Ron con Alice – Almeno pensami: 8
La classe in purezza: Alice che scivola con uno stile immenso, soffuso e mai slabbrato, tra le pieghe dei versi di Dalla affidati a Ron. Fantastica.

Red Canzian con Marco Masini – Ognuno ha il suo racconto: 6
Come sono rock Red e Masini! Le loro voci suonano molto bene insieme e comunque sembrano quelli più rilassati, per niente interessati alla gara ma più alla condivisione del palco.

The Kolors con Tullio De Piscopo ed Enrico Nigiotti – Frida (Mai mai mai): 8
Fioccano votoni per i The Kolors che fanno la furbata di recuperare il gigantesco Tullio De Piscopo alla batteria, scatenando Stash che fa ballare la platea. Enrico Nigiotti, di suo, ci mette un assolo di chitarra aggressivissimo. Una delle performance più energiche della serata.

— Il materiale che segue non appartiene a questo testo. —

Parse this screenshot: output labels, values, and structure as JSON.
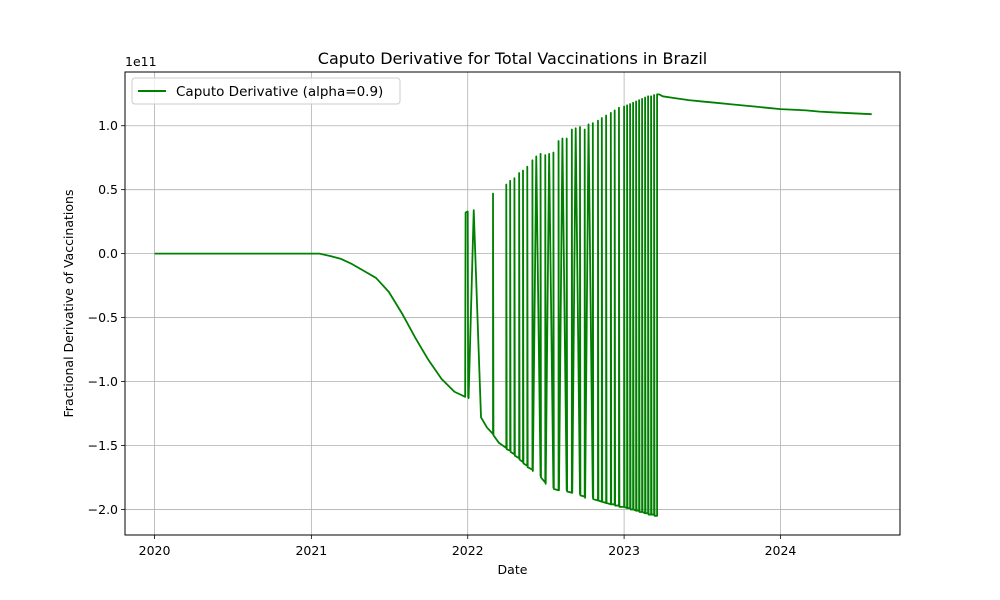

Luca Barbarossa con Anna Foglietta – Passame er sale: 7
Un duetto che è un inno dolcissimo alla romanità più bella, sofferta e vera. Anna Foglietta regala quel tocco de còre che affonda nella profondità dell’umiltà. Roma spogliata, per autocitare.

Nina Zilli con Sergio Cammariere – Senza appartenere: 6
La lunga intro di piano di Cammariere sarebbe bellissima in un club fumoso, ma all’Ariston all’1 di notte è una coltellata. Fa sperare in un arrangiamento diverso del pezzo, ma poi cambia poco dall’originale. Resta una canzone poco indicata per le corde di Nina Zilli.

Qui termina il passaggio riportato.